Every one of the profiles in the collection contains little gems of wisdom about the artist profiled and often offers new insights into the artist’s writing process or music. As music critic Jewly Hight writes of The Dixie Chicks: “To them, it was daring fun to simultaneously acknowledge and kick against constricting codes of feminine, middle-class propriety. The Chicks didn’t view themselves as being seriously subversive so much as true to their impulses. Their down-home angle on audaciousness was an expression of personality that connected with country audiences — who needed to believe and identify with performers’ personas before buying into them — and young women who were used to pop stars’ demonstrations of empowerment and alt-rockers’ displays of autonomy.” Singer and songwriter Alice Bag delivers an eloquent profile of guitarist and co-founder of the rock band Fanny: “If you’re a queer woman of color, you can have talent, blaze a trail, work for decades at your craft, and still be largely ignored. Millington rocked just as hard as the boys, played better than most of the boys, and toured as relentlessly as the boys. [She was] ahead of the game.” Patti Smith, writes writer and musician Solvej Schou, has “continuously shown … a path to freedom through the ceiling crack of creativity.” Journalist Neesa Mumbi Moody reflects on the reasons for Beyoncé’s success: “Beyoncé Gisele Knowles has never been one to stay inside her lane; instead, she creates new highways to traverse … Beyoncé is more than a superstar, even more than a cultural phenomenon.

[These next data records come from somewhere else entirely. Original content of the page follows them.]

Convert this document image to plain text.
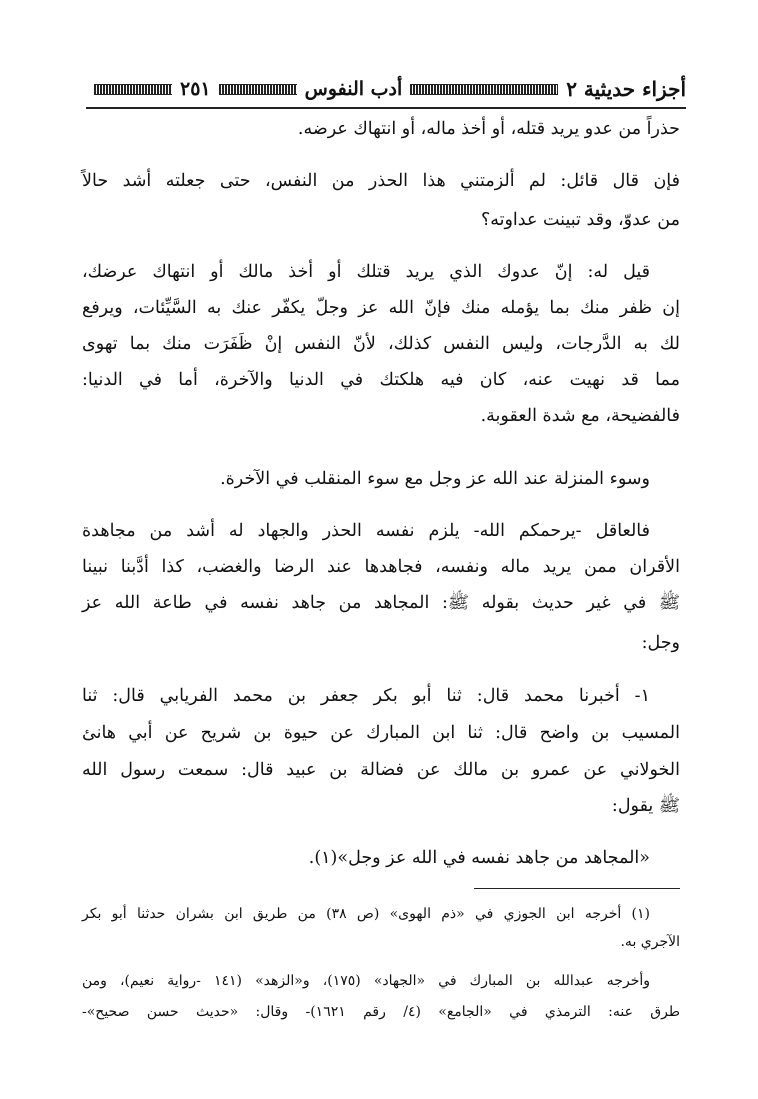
أجزاء حديثية ٢
أدب النفوس
٢٥١
حذراً من عدو يريد قتله، أو أخذ ماله، أو انتهاك عرضه.
فإن قال قائل: لم ألزمتني هذا الحذر من النفس، حتى جعلته أشد حالاً
من عدوّ، وقد تبينت عداوته؟
قيل له: إنّ عدوك الذي يريد قتلك أو أخذ مالك أو انتهاك عرضك،
إن ظفر منك بما يؤمله منك فإنّ الله عز وجلّ يكفّر عنك به السَّيِّئات، ويرفع
لك به الدَّرجات، وليس النفس كذلك، لأنّ النفس إنْ ظَفَرَت منك بما تهوى
مما قد نهيت عنه، كان فيه هلكتك في الدنيا والآخرة، أما في الدنيا:
فالفضيحة، مع شدة العقوبة.
وسوء المنزلة عند الله عز وجل مع سوء المنقلب في الآخرة.
فالعاقل -يرحمكم الله- يلزم نفسه الحذر والجهاد له أشد من مجاهدة
الأقران ممن يريد ماله ونفسه، فجاهدها عند الرضا والغضب، كذا أدَّبنا نبينا
ﷺ في غير حديث بقوله ﷺ: المجاهد من جاهد نفسه في طاعة الله عز
وجل:
١- أخبرنا محمد قال: ثنا أبو بكر جعفر بن محمد الفريابي قال: ثنا
المسيب بن واضح قال: ثنا ابن المبارك عن حيوة بن شريح عن أبي هانئ
الخولاني عن عمرو بن مالك عن فضالة بن عبيد قال: سمعت رسول الله
ﷺ يقول:
«المجاهد من جاهد نفسه في الله عز وجل»(١).
(١) أخرجه ابن الجوزي في «ذم الهوى» (ص ٣٨) من طريق ابن بشران حدثنا أبو بكر
الآجري به.
وأخرجه عبدالله بن المبارك في «الجهاد» (١٧٥)، و«الزهد» (١٤١ -رواية نعيم)، ومن
طرق عنه: الترمذي في «الجامع» (٤/ رقم ١٦٢١)- وقال: «حديث حسن صحيح»-
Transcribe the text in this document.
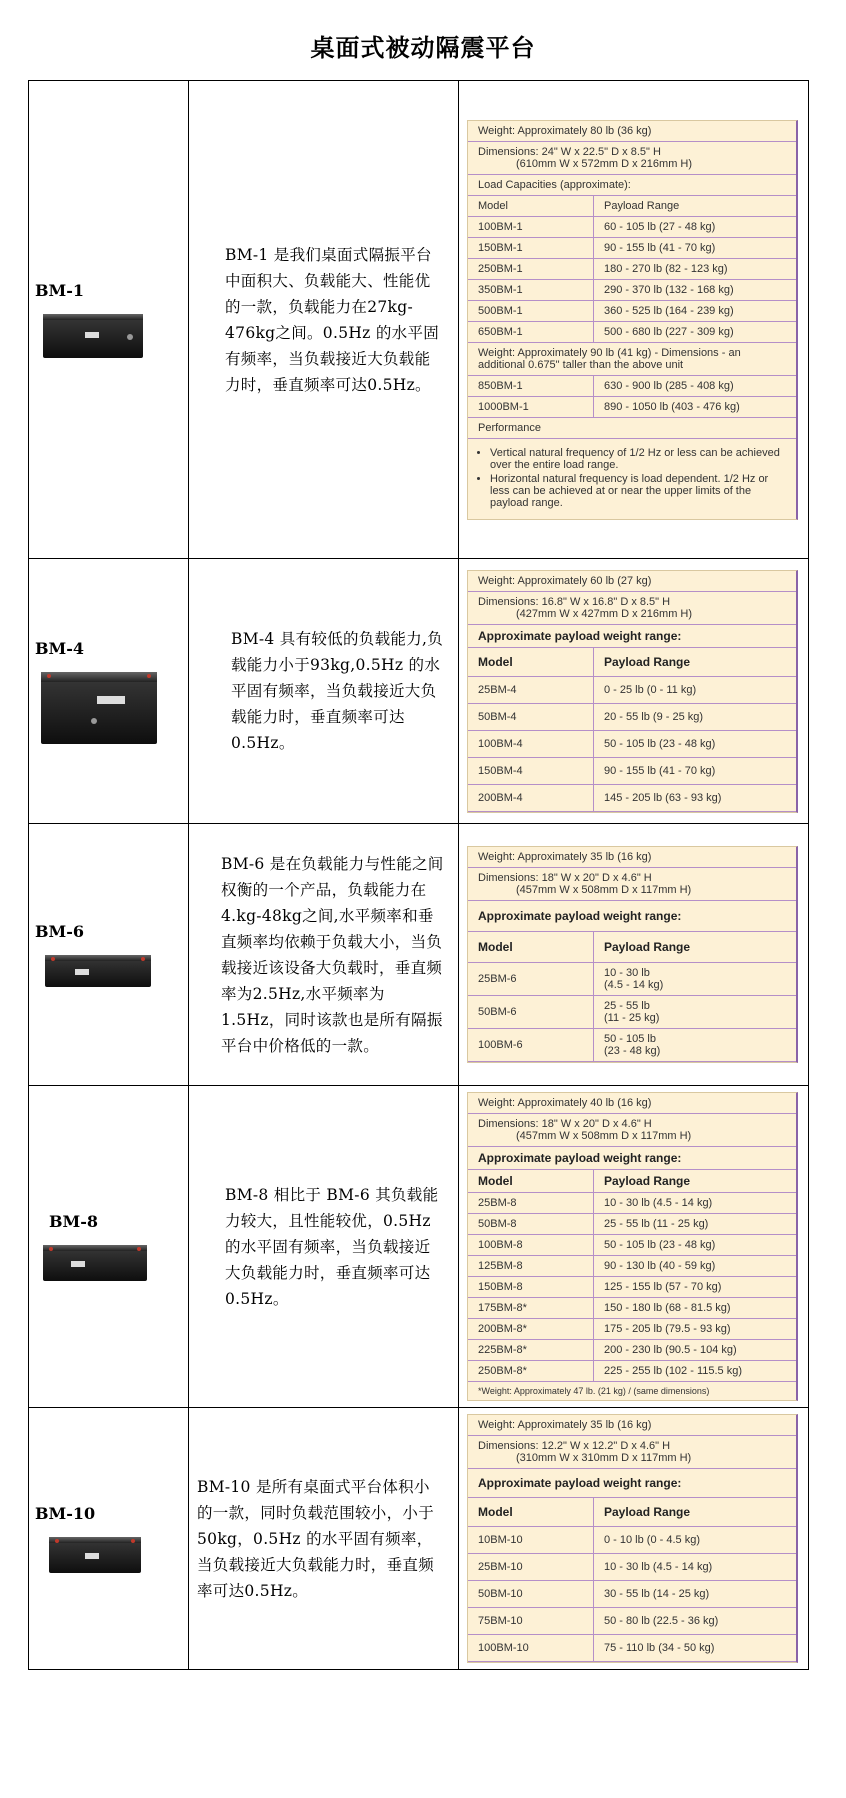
桌面式被动隔震平台
BM-1

BM-1 是我们桌面式隔振平台中面积大、负载能大、性能优的一款，负载能力在27kg-476kg之间。0.5Hz 的水平固有频率，当负载接近大负载能力时，垂直频率可达0.5Hz。

Weight: Approximately 80 lb (36 kg)
Dimensions: 24" W x 22.5" D x 8.5" H
(610mm W x 572mm D x 216mm H)

Load Capacities (approximate):
Model	Payload Range
100BM-1	60 - 105 lb (27 - 48 kg)
150BM-1	90 - 155 lb (41 - 70 kg)
250BM-1	180 - 270 lb (82 - 123 kg)
350BM-1	290 - 370 lb (132 - 168 kg)
500BM-1	360 - 525 lb (164 - 239 kg)
650BM-1	500 - 680 lb (227 - 309 kg)
Weight: Approximately 90 lb (41 kg) - Dimensions - an additional 0.675" taller than the above unit
850BM-1	630 - 900 lb (285 - 408 kg)
1000BM-1	890 - 1050 lb (403 - 476 kg)
Performance

• Vertical natural frequency of 1/2 Hz or less can be achieved over the entire load range.
• Horizontal natural frequency is load dependent. 1/2 Hz or less can be achieved at or near the upper limits of the payload range.

BM-4	BM-4 具有较低的负载能力,负载能力小于93kg,0.5Hz 的水平固有频率，当负载接近大负载能力时，垂直频率可达0.5Hz。

Weight: Approximately 60 lb (27 kg)
Dimensions: 16.8" W x 16.8" D x 8.5" H
(427mm W x 427mm D x 216mm H)

Approximate payload weight range:
Model	Payload Range
25BM-4	0 - 25 lb (0 - 11 kg)
50BM-4	20 - 55 lb (9 - 25 kg)
100BM-4	50 - 105 lb (23 - 48 kg)
150BM-4	90 - 155 lb (41 - 70 kg)
200BM-4	145 - 205 lb (63 - 93 kg)

BM-6

BM-6 是在负载能力与性能之间权衡的一个产品，负载能力在4.kg-48kg之间,水平频率和垂直频率均依赖于负载大小，当负载接近该设备大负载时，垂直频率为2.5Hz,水平频率为1.5Hz，同时该款也是所有隔振平台中价格低的一款。

Weight: Approximately 35 lb (16 kg)
Dimensions: 18" W x 20" D x 4.6" H
(457mm W x 508mm D x 117mm H)

Approximate payload weight range:
Model	Payload Range
25BM-6	10 - 30 lb
(4.5 - 14 kg)
50BM-6	25 - 55 lb
(11 - 25 kg)
100BM-6	50 - 105 lb
(23 - 48 kg)

BM-8

BM-8 相比于 BM-6 其负载能力较大，且性能较优，0.5Hz 的水平固有频率，当负载接近大负载能力时，垂直频率可达0.5Hz。

Weight: Approximately 40 lb (16 kg)
Dimensions: 18" W x 20" D x 4.6" H
(457mm W x 508mm D x 117mm H)

Approximate payload weight range:
Model	Payload Range
25BM-8	10 - 30 lb (4.5 - 14 kg)
50BM-8	25 - 55 lb (11 - 25 kg)
100BM-8	50 - 105 lb (23 - 48 kg)
125BM-8	90 - 130 lb (40 - 59 kg)
150BM-8	125 - 155 lb (57 - 70 kg)
175BM-8*	150 - 180 lb (68 - 81.5 kg)
200BM-8*	175 - 205 lb (79.5 - 93 kg)
225BM-8*	200 - 230 lb (90.5 - 104 kg)
250BM-8*	225 - 255 lb (102 - 115.5 kg)
*Weight: Approximately 47 lb. (21 kg) / (same dimensions)

BM-10

BM-10 是所有桌面式平台体积小的一款，同时负载范围较小，小于 50kg，0.5Hz 的水平固有频率，当负载接近大负载能力时，垂直频率可达0.5Hz。

Weight: Approximately 35 lb (16 kg)
Dimensions: 12.2" W x 12.2" D x 4.6" H
(310mm W x 310mm D x 117mm H)

Approximate payload weight range:
Model	Payload Range
10BM-10	0 - 10 lb (0 - 4.5 kg)
25BM-10	10 - 30 lb (4.5 - 14 kg)
50BM-10	30 - 55 lb (14 - 25 kg)
75BM-10	50 - 80 lb (22.5 - 36 kg)
100BM-10	75 - 110 lb (34 - 50 kg)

She has become the voice of her generation.”
Each profile also features a 10-song playlist that provides a soundtrack so readers can listen to the range and depth of an artist’s music.
Women Who Rock deepens the conversation that Turning the Tables started, but it also joins a conversation that Bessie Smith, Sister Rosetta Tharpe, Ellen Willis, Georgia Christgau, Robin Green, and so many others started long ago. Women Who Rock is required reading for all of us, for it encourages us to look beyond our musical circles, to listen to those we have far too often placed at the margins of those circles, and to bring those we have marginalized into our circles, embracing them and empowering them as they have for so long empowered us.